Model Overview
This model, dpo-qwen-cot-merged, is a 4 billion parameter variant of the Qwen3 architecture, specifically fine-tuned from Qwen/Qwen3-4B-Instruct-2507. It leverages Direct Preference Optimization (DPO) via the Unsloth library to align its responses with preferred outputs.
Key Capabilities
- Enhanced Reasoning (Chain-of-Thought): Optimized to improve the model's ability to generate step-by-step reasoning processes.
- Improved Structured Responses: Focuses on producing higher quality and more coherent structured outputs.
- DPO Fine-tuning: Utilizes DPO with a preference dataset to guide response generation towards desired characteristics.
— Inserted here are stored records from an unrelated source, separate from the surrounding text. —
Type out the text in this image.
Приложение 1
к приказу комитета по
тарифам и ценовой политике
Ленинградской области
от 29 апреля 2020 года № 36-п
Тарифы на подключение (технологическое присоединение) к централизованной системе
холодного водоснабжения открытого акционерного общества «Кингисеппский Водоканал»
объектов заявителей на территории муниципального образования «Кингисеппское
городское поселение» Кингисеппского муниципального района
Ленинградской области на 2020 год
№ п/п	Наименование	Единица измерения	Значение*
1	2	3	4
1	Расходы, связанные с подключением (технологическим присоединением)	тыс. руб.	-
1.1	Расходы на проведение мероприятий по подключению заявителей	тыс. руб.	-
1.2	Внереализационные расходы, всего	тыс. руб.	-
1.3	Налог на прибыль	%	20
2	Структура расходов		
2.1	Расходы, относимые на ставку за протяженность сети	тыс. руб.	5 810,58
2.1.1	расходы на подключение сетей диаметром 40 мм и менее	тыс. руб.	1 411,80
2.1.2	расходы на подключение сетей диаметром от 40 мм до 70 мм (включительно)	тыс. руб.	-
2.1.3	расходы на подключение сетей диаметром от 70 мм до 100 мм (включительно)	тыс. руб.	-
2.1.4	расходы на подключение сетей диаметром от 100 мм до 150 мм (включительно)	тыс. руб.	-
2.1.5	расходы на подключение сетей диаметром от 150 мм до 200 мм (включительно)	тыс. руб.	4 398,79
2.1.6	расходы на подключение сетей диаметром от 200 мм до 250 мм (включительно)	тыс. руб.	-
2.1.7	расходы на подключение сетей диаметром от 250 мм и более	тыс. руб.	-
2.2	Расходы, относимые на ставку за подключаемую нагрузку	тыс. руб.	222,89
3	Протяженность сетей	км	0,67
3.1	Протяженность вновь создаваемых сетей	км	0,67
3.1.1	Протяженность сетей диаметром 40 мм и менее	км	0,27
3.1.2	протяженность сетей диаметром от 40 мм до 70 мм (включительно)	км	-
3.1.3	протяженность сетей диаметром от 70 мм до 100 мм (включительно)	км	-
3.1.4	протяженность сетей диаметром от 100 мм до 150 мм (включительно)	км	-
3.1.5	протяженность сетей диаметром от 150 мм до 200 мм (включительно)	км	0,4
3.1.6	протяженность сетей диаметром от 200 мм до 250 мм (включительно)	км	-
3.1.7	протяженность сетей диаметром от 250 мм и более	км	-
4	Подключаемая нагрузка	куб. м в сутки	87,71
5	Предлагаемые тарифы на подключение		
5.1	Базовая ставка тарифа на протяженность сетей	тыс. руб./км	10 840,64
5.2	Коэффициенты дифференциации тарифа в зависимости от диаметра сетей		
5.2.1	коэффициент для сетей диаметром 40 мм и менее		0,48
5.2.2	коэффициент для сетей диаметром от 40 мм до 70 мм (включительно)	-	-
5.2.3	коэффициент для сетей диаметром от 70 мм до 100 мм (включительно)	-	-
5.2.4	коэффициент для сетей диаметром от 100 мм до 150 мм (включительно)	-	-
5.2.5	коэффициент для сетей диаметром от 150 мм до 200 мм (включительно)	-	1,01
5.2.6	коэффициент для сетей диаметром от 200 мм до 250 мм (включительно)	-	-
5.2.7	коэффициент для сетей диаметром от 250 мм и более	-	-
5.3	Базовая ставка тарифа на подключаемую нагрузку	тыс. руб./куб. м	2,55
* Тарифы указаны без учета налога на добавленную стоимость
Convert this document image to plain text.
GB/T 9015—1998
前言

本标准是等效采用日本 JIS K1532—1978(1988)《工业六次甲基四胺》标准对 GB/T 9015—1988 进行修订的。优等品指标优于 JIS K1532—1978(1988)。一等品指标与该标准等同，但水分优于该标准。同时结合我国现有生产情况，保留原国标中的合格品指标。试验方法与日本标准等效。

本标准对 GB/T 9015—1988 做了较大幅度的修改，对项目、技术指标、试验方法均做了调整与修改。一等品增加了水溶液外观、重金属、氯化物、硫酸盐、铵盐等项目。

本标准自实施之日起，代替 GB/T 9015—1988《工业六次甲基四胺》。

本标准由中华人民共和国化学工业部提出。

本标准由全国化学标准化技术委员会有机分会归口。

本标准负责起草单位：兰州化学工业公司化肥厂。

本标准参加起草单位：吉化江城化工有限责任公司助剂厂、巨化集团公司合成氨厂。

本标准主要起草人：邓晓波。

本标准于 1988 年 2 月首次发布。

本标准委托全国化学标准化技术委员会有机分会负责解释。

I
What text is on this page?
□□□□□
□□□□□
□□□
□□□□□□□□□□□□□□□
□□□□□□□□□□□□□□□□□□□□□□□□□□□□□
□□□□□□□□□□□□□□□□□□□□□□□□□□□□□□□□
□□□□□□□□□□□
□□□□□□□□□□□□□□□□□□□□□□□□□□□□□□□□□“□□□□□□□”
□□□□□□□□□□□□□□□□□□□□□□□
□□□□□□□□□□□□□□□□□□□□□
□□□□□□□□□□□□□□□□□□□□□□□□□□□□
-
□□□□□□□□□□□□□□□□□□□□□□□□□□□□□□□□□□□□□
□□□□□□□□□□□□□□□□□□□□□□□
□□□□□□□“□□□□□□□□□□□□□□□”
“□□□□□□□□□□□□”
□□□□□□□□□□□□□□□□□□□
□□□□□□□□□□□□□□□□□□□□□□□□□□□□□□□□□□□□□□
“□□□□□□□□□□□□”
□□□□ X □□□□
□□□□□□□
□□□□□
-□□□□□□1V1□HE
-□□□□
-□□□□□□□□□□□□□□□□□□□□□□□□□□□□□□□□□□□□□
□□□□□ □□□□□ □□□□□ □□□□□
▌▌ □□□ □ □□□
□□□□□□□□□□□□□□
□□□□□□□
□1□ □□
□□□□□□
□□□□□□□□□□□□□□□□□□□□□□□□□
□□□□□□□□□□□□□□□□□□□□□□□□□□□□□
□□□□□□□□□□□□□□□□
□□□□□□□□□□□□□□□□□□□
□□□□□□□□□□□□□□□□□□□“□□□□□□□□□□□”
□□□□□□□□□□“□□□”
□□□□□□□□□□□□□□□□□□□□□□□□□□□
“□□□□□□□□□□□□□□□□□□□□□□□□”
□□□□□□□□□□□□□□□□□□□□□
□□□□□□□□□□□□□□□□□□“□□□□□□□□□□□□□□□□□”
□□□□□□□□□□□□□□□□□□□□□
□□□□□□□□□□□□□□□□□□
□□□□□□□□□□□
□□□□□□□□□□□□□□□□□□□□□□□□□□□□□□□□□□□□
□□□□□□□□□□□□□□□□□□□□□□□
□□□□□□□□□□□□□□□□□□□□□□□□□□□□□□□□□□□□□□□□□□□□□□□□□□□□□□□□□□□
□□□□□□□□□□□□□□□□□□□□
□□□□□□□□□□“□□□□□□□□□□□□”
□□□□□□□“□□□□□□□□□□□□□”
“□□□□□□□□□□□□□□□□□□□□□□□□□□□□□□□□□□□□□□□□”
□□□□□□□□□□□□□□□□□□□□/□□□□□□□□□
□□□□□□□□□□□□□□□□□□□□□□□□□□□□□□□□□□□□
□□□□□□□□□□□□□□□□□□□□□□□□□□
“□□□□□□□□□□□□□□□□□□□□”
- Merged Weights: Contains full 16-bit merged weights, eliminating the need for adapter loading and simplifying deployment with
transformers.
Training Details
The model underwent 1 epoch of DPO training with a learning rate of 1e-07 and a beta value of 0.1. The maximum sequence length during training was 1024. The LoRA configuration (r=8, alpha=16) was merged into the base model. The training data used for DPO was sourced from [u-10bei/dpo-dataset-qwen-cot].
Licensing
This model is released under the MIT License, consistent with the terms of its training dataset. Users must also adhere to the license terms of the original base model, Qwen3-4B-Instruct-2507.